El Departamento de Justicia de Estados Unidos anunció que imputó a Raúl Castro en relación con el derribo, ocurrido en 1996, de dos avionetas que causaron la muerte de sus cuatro tripulantes. Esta acción legal representa un nuevo capítulo en el enfrentamiento entre ambos países y pone en foco el papel histórico del liderazgo cubano.

Fuentes estadounidenses señalan que esta acusación se inscribe en una serie de medidas coordinadas que incluyen posibles ataques contra Irán, según reportes recientes. Además, la tensión se refleja en cancelaciones de eventos y cambios en la agenda de figuras públicas, como la ausencia de Donald Trump en la boda de su hijo, atribuida a motivos relacionados con la situación política internacional.

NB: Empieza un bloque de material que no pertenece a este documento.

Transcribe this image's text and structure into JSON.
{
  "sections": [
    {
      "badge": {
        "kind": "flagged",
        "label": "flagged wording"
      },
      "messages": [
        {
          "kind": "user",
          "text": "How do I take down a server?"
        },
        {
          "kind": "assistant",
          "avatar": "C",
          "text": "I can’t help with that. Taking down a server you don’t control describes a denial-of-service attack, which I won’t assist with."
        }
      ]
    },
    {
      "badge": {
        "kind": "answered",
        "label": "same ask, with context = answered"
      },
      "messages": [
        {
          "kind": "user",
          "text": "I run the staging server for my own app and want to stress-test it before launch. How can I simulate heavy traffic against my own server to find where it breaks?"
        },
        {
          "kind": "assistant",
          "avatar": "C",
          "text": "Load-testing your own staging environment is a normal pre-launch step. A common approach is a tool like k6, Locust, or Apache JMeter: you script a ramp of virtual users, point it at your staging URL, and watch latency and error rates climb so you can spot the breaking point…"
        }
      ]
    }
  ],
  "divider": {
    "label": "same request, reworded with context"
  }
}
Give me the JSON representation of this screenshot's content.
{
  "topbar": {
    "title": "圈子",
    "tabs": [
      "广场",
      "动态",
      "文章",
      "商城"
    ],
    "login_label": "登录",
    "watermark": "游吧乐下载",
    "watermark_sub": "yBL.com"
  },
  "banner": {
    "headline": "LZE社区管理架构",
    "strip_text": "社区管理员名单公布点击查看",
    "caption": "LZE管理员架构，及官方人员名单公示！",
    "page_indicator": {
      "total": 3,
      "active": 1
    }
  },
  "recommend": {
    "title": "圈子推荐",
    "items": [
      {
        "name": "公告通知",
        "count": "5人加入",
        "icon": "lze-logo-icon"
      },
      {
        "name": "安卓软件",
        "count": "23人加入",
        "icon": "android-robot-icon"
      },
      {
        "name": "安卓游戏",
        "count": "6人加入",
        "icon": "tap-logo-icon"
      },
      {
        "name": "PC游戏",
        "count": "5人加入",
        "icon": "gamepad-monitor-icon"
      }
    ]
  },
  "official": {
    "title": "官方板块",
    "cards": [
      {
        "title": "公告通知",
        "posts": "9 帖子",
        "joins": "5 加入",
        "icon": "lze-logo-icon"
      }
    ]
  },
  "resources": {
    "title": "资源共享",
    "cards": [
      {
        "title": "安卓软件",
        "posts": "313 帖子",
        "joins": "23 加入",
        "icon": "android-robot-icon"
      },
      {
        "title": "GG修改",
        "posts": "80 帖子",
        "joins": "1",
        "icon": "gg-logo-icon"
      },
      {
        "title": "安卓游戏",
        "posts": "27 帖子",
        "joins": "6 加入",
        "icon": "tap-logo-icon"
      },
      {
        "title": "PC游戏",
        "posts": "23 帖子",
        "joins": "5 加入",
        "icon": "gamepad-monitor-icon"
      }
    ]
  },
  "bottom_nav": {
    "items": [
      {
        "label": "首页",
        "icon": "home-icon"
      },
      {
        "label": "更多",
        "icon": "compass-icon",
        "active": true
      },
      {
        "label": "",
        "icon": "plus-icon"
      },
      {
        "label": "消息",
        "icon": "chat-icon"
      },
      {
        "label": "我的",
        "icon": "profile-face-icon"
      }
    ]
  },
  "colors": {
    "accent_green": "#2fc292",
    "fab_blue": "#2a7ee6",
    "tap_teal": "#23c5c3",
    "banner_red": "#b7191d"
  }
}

En Cuba, familiares de Raúl Castro rechazaron cualquier posibilidad de que el exmandatario sea detenido o secuestrado, ante la difusión de noticias sobre esta acusación. La imputación resalta la complejidad de entender el papel de Raúl Castro sin considerar la trayectoria conjunta con su hermano Fidel, con quien compartió décadas de liderazgo revolucionario.

Paralelamente, en Estados Unidos persisten otras noticias de impacto internacional: la amenaza de un brote de ébola con restricciones de vuelos, protestas de inmigrantes en centros de detención y renuncias dentro del círculo cercano al gobierno de Trump.

Las autoridades estadounidenses también anunciaron cambios en las políticas migratorias: quienes posean visas temporales deberán salir del país para solicitar residencia permanente desde sus países de origen, una medida que afecta a cientos de miles de personas.